ANDREAZZOLI A ROMA CHANNEL

(Gli viene letta una mail di un tifoso che chiede la sua conferma)
Guardi che son oconfermato, ho 5 anni di contratto… L’importante è lavorare per questa società, insieme a gente con cui si sta bene.

Oggi li abbiamo completamente inariditi, la cosa migliore della partita?
Si di questo sono soddisfatto, ma non c’è solo questo aspetto, ce ne sono anche altri, di cui non sono soddisfattissimo.
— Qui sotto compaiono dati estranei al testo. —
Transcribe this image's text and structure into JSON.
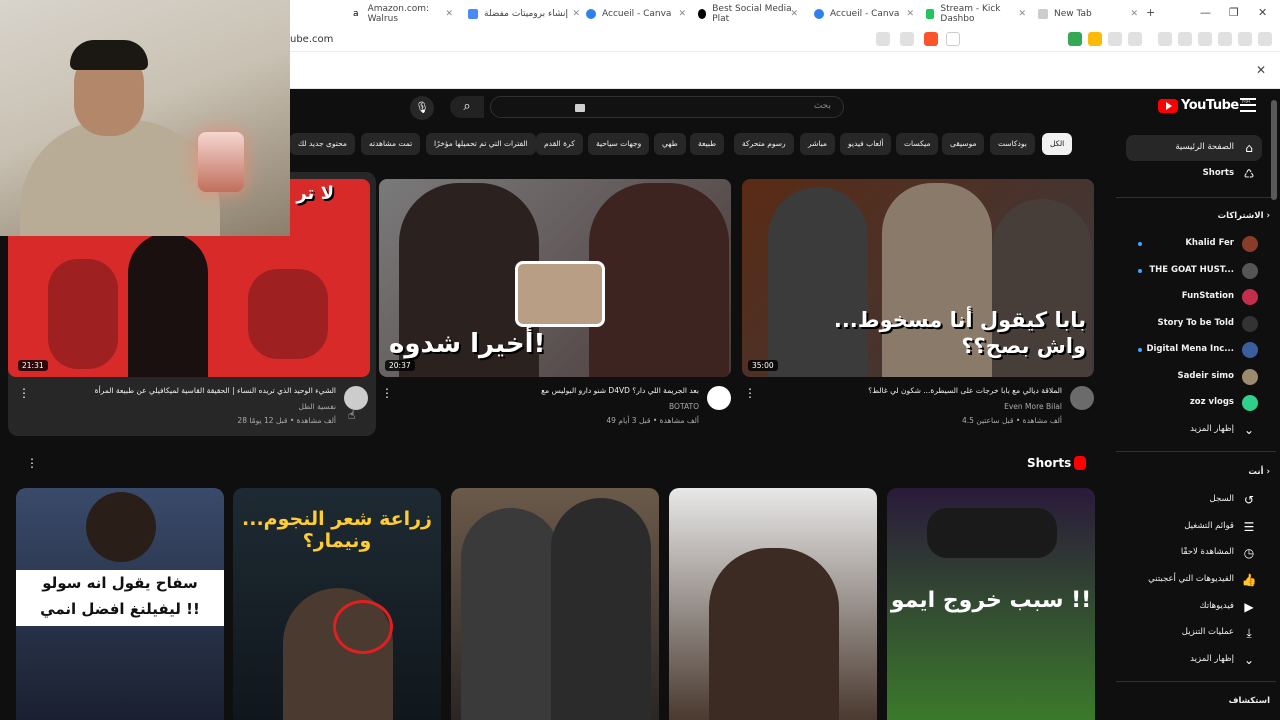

Onestamente non posso pretendere più di tanto,mi hanno già fatto vedere diverse cose che chiedo, i tempi per una struttura di gioco definita sono un po’ ridotti, ma secondo me stasera potevamo sistemare la gara andati in vantaggio: in 2-3 situazioni davvero interessanti potevamo metterci a posto mentre invece… L’attenuante del campo va messa in gioco, raramente ho visto così tanti errori, anche da parte dell’Udinese: passaggi fuori misura… Quindi uno dei motivi può essere anche questo, ma c’è anche l’altro che mitiga un pochino l’amarezza verso la non ricerca di continuità del gioco, ovvero la consapevolezza che giocavi contro una squadra che come noi ha profuso ogni energia per non farci giocare. E’ uscita una gara un po’ arida di occasioni, più per meriti delle due squadre che per demeriti.
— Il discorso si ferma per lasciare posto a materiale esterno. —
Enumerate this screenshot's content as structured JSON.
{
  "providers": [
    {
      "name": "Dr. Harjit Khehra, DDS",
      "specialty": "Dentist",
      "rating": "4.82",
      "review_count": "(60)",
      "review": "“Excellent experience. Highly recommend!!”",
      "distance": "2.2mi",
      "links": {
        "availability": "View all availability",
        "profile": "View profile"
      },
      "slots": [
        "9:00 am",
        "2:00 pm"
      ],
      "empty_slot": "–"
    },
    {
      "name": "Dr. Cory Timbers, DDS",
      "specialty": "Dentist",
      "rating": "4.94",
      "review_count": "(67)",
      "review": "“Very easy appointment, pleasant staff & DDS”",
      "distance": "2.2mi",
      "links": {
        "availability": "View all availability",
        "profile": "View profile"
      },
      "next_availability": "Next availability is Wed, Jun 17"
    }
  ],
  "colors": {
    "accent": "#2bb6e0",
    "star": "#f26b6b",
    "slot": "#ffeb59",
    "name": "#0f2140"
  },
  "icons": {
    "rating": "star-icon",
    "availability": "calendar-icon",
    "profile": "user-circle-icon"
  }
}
Molti hanno parlato del direttore di gara. Il secondo episodio su Torosidis è fin troppo evidente…
Avevo visto in campo, con la speranza ci fischiasse a favore, ma non voglio parlare dell’interpretazione del direttore di gara. Se ci mettiamo tutti a parlare a fine partita perdiamo l’occasione per parlare di calcio, quello che io voglio fare.
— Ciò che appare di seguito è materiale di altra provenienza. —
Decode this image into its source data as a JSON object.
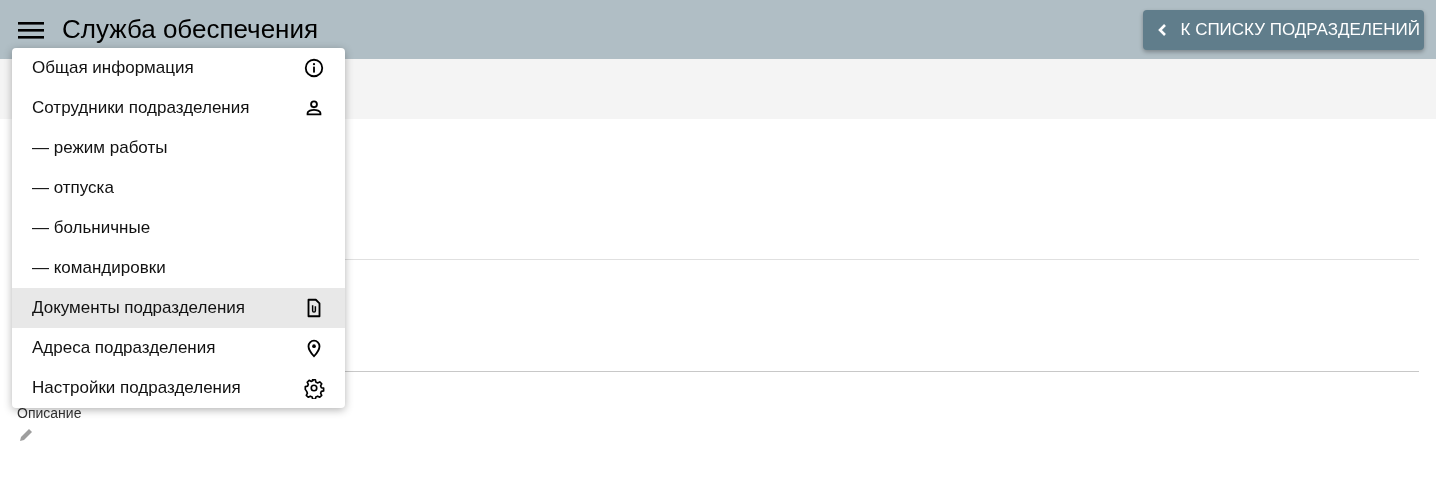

Io difendo Lamela, anche se non ha bisogno di essere difeso avendo già fatto 15 gol. Se avesse sempre anche la continuità nello spunto sarebbe un fuoriclasse immediato...
Sono già 15 i suoi gol?

12 quest’anno, 3 il precedente…
Sono tanti, non voglio aggiungere nulla a quello che hai detto, la vedo esattamente così come hai detto tu: se andassimo a pesare sotto l’aspetto dei chilometri corsi e dell’applicazione messa nella gara di oggi applaudiremmo Lamela. Sotto l’aspetto tecnico ci ha abituato a fare qualcosa di più, ma può capitare, la partita era difficile da incanalare sotto l’aspetto tecnico dove avremmo voluto andasse, difficoltà che ho visto in tutti i calciatori, compresi Totti e Di Natale, cito quelli più in evidenza sotto l’aspetto tecnico. Questa è una della gare in cui sono stati sbagliati più passaggi, non solo per colpa dei calciatori.

Ti preoccupa ora la classifica o ti prendi più un punto prezioso ad Udine?
Me lo prendo e sai perché? Perché non posso portarne a casa 3 e quindi che devo fare… Avrei preferito fare il pieno è chiaro.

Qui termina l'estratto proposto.